France-Maroc : Un réchauffement politique en marche

France-Maroc : Un réchauffement politique en marche

Nul doute que la venue du nouveau locataire du Quai D’Orsay à Rabat, Stéphane Séjourné, lundi 26 février était très (très attendue), que ce soit par la communauté française installée au Maroc que par les décideurs politiques et économiques (des deux pays) en passant par les citoyennes et citoyens des deux rives de la Méditerranée.

Certes, le déjeuner organisé à l’Elysée, huit jours avant, à l’invitation de l’épouse du président Emmanuel Macron et en présence des Princesses sœurs du Roi Mohammed VI se voulait annonciateur d’un réchauffement imminent entre les deux pays et ce après plus de deux ans de gel. 

Réconciliation

1 heure 30 durant, les deux ministres des Affaires étrangères, Stéphane Séjourné et son homologue marocain, Nasser Bourita, ont tenu une séance de travail en tête-à-tête avant d’enchaîner par une conférence de presse au doux parfum de réconciliation et d’échanges respectueux, courtois et tourné vers l’avenir. « C’est une relation d’Etat à Etat exceptionnelle », lançait le chef de la diplomatie marocaine alors que Stéphane Séjourné rétorquait qu’ « il était désormais temps d’avancer » et qu’il y « veillerait personnellement »

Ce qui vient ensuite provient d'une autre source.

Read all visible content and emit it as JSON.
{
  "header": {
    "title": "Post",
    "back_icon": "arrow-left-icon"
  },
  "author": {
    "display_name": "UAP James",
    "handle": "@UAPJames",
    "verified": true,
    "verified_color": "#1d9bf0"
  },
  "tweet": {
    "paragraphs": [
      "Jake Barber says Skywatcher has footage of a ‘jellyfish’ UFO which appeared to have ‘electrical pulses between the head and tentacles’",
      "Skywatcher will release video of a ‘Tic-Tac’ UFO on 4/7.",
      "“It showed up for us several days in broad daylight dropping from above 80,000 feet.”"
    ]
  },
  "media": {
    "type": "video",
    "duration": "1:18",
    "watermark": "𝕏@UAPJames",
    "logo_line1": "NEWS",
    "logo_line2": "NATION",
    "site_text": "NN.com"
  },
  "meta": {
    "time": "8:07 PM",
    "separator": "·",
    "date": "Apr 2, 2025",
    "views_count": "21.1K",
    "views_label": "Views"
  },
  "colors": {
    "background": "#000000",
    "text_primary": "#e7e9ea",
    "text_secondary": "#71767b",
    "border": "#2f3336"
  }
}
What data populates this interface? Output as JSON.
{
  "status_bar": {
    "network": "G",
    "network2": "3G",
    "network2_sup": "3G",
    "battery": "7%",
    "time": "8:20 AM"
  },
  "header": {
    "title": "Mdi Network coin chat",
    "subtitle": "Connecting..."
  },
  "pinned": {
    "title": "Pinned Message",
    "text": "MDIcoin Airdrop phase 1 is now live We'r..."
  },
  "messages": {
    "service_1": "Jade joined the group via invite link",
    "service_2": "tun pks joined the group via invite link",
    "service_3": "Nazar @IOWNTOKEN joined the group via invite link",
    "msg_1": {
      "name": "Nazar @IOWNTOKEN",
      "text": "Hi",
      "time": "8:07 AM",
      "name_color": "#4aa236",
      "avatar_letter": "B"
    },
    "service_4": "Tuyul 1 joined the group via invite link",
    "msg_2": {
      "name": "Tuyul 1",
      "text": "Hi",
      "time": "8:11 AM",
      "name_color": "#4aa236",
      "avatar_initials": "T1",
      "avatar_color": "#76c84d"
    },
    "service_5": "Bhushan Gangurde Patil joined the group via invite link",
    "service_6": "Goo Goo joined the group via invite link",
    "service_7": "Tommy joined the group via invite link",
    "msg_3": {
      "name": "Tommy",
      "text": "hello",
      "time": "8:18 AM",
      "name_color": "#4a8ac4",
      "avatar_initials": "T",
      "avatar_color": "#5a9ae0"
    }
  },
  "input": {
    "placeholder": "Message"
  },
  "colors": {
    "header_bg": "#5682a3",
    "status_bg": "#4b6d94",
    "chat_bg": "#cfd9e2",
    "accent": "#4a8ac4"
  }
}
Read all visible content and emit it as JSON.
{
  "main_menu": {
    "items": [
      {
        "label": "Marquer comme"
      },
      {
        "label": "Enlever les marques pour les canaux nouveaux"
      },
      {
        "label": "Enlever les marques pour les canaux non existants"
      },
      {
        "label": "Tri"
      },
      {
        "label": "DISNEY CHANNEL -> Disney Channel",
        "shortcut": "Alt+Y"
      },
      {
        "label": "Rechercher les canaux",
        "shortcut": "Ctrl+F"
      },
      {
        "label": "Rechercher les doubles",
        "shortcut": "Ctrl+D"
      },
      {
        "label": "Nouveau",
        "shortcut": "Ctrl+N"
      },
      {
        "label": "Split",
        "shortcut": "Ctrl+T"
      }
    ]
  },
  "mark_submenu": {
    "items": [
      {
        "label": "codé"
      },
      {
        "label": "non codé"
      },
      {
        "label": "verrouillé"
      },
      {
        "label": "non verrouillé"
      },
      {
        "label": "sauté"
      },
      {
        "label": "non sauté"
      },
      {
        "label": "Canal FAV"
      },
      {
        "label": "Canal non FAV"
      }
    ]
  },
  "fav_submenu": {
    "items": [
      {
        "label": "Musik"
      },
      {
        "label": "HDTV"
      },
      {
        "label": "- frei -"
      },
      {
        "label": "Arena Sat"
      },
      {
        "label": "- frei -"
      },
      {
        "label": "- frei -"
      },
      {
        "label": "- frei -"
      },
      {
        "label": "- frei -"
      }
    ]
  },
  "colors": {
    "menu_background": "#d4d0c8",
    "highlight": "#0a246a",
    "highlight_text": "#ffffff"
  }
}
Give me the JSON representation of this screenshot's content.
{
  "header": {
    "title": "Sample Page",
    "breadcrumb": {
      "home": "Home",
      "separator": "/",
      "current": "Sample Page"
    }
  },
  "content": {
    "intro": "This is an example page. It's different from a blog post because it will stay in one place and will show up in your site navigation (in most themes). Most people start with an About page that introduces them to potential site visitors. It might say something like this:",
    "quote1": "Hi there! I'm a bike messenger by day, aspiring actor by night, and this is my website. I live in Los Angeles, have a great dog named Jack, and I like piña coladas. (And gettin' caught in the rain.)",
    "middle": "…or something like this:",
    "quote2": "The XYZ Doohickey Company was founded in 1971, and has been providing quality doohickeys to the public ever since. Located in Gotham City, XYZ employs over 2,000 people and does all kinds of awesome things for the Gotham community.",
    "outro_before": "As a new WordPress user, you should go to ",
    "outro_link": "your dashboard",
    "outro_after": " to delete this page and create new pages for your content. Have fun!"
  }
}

Une volonté conjointe d’aller de l’avant et de (re)donner un nouveau sens et un nouveau cap à 2 pays voisins liés par l’histoire, la géographie et les chapitres de vie communs écrits et vécus par les deux peuples depuis plusieurs décennies au rythme des crises et des réconciliations. Pour le politologue marocain, Mustapha Sehimi, fin connaisseur des relations franco-marocaines, l’heure n’est pas à l’emballement : «Cette rencontre s’inscrit dans un cadre de recherche de normalisation dans la perspective d’un réchauffement des relations entre les deux pays. Le premier acte symbolique a été le déjeuner familial qui s’est tenu à l’Elysée et le second est la venue du ministre des Affaires étrangères français à Rabat. Pour le reste, il faudra attendre des actes concrets, notamment sur le dossier du Sahara».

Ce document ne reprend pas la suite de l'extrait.